If you're looking for something cultural and unconventional, one of the most interesting of these is La Casa de les Lletres (House of Letters; tel. 93-226-37-30, reservations 93-319-37-23; www.cru2001.com), with themed apartments paying homage to writers George Orwell and Catalan journalist and foodie Josep Pla. Accommodations mix state-of-the-art facilities with an intellectual bohemian vibe. Poetry and prose are literally written on the walls. Situated in an elegant town house on the handsome Plaça Antonio López, the location couldn't be better, just minutes from Barceloneta and the Barri Gòtic. The nearby Casa de l'Argent, run by the same people, offers similar accommodations.
More basic apartments are found at www.nivellmar.net, which offers seaside lets -- no more than 200m (660 feet) from the beach -- all the way from Barceloneta to Poble Nou. The places on their books are functional rather than beautiful, but are well decorated, clean, and fairly priced. They are ideal for young travelers, or families with kids who want to be close to the sea.
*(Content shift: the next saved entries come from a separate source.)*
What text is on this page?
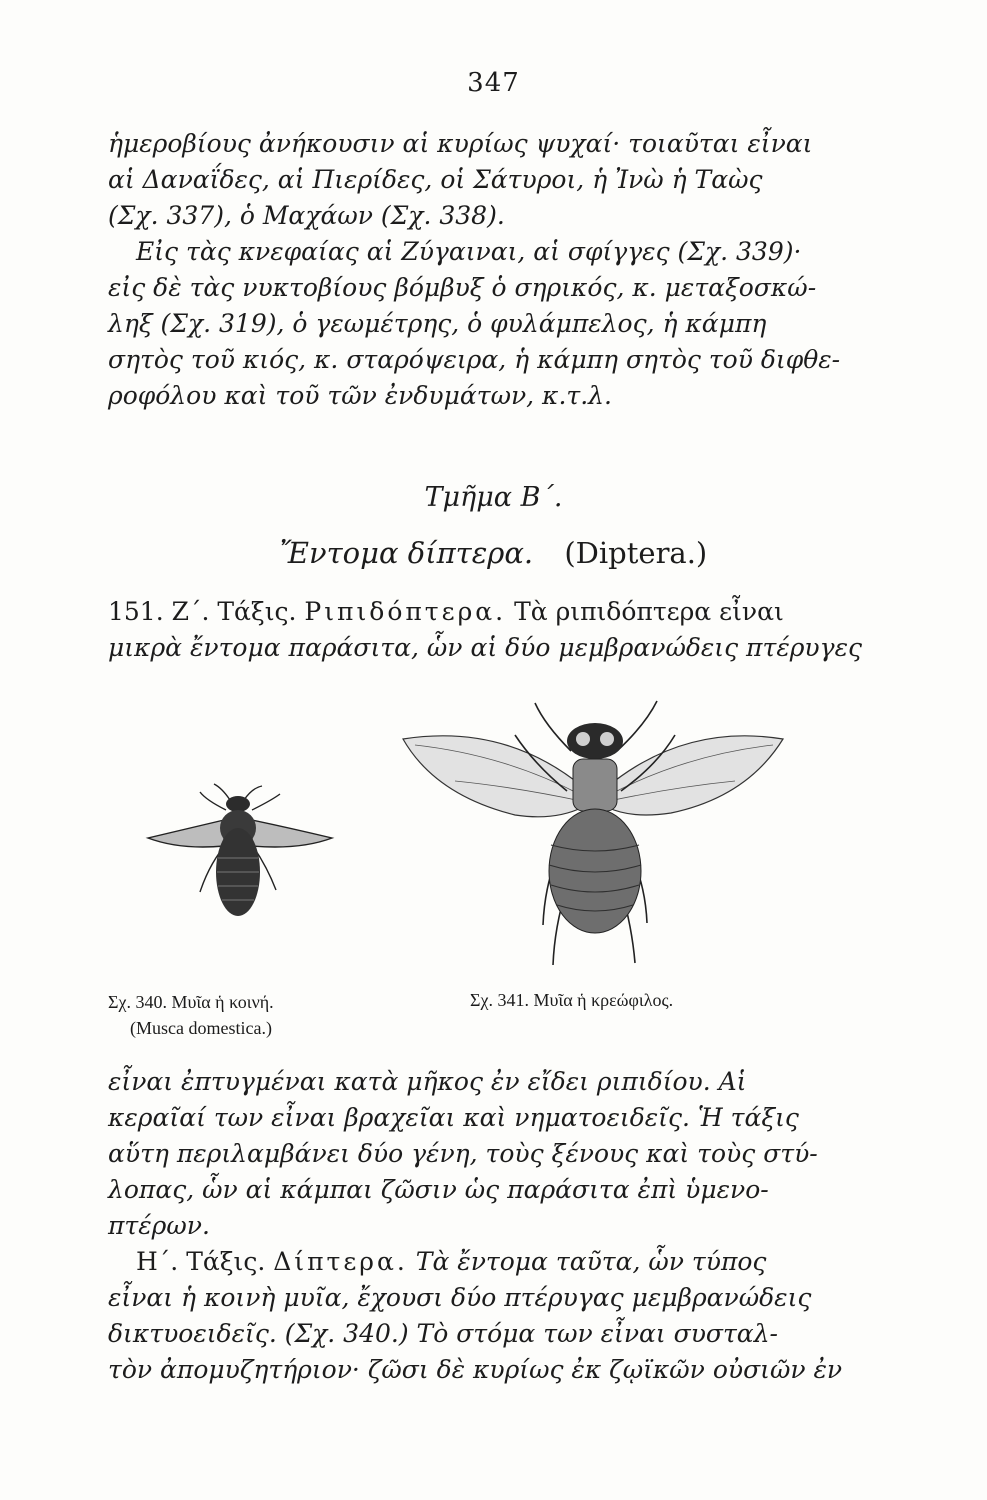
347
ἡμεροβίους ἀνήκουσιν αἱ κυρίως ψυχαί· τοιαῦται εἶναι
αἱ Δαναΐδες, αἱ Πιερίδες, οἱ Σάτυροι, ἡ Ἰνὼ ἡ Ταὼς
(Σχ. 337), ὁ Μαχάων (Σχ. 338).
Εἰς τὰς κνεφαίας αἱ Ζύγαιναι, αἱ σφίγγες (Σχ. 339)·
εἰς δὲ τὰς νυκτοβίους βόμβυξ ὁ σηρικός, κ. μεταξοσκώ-
ληξ (Σχ. 319), ὁ γεωμέτρης, ὁ φυλάμπελος, ἡ κάμπη
σητὸς τοῦ κιός, κ. σταρόψειρα, ἡ κάμπη σητὸς τοῦ διφθε-
ροφόλου καὶ τοῦ τῶν ἐνδυμάτων, κ.τ.λ.
Τμῆμα Β΄.
Ἔντομα δίπτερα. (Diptera.)
151. Ζ΄. Τάξις. Ριπιδόπτερα. Τὰ ριπιδόπτερα εἶναι
μικρὰ ἔντομα παράσιτα, ὧν αἱ δύο μεμβρανώδεις πτέρυγες
Σχ. 340. Μυῖα ἡ κοινή.
(Musca domestica.)
Σχ. 341. Μυῖα ἡ κρεώφιλος.
εἶναι ἐπτυγμέναι κατὰ μῆκος ἐν εἴδει ριπιδίου. Αἱ
κεραῖαί των εἶναι βραχεῖαι καὶ νηματοειδεῖς. Ἡ τάξις
αὕτη περιλαμβάνει δύο γένη, τοὺς ξένους καὶ τοὺς στύ-
λοπας, ὧν αἱ κάμπαι ζῶσιν ὡς παράσιτα ἐπὶ ὑμενο-
πτέρων.
Η΄. Τάξις. Δίπτερα. Τὰ ἔντομα ταῦτα, ὧν τύπος
εἶναι ἡ κοινὴ μυῖα, ἔχουσι δύο πτέρυγας μεμβρανώδεις
δικτυοειδεῖς. (Σχ. 340.) Τὸ στόμα των εἶναι συσταλ-
τὸν ἀπομυζητήριον· ζῶσι δὲ κυρίως ἐκ ζῳϊκῶν οὐσιῶν ἐν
Soho Rooms (tel. 63-008-82-44; www.sohoroomsbcn.com) rents tiny but atmospheric studios in a traditional Barri Gòtic building located in a narrow alley a short walk from the port.
For character apartments that won't break the bank, check out www.visit-bcn.com, which offers a wide range of different apartments, from classic Barri Gòtic town houses -- such as the lovely Dos Amigos in the heart of the Old City, with its gorgeous tiles, warm paintwork, and small terrace -- to loft-style apartments.
You can also rent a casa rural (country cottage) in the mountains or wooded valleys of the Catalan countryside around Barcelona. This provides a relaxing break from the stimulations of the big city and gives you a taste of rural life in Catalonia. Check www.casasruralesbarcelona.com for more information.
House-swapping is becoming popular: You stay in their place, they stay in yours, and you both get an authentic and personal view of the area. Try HomeLink International (www.homelink.org), the largest and oldest home-swapping organization, founded in 1952, with more than 11,000 listings worldwide. It has a number of apartments available for exchange in Barcelona. You could also check the corresponding Spanish website, www.spainlink.net. HomeExchange.com and Intervac.com are also reliable. There are house swaps on Craigslist (www.craigslist.org), too, although the offerings cannot be vetted or vouched for. Swap at your own risk.
Note: This information was accurate when it was published, but can change without notice. Please be sure to confirm all rates and details directly with the companies in question before planning your trip.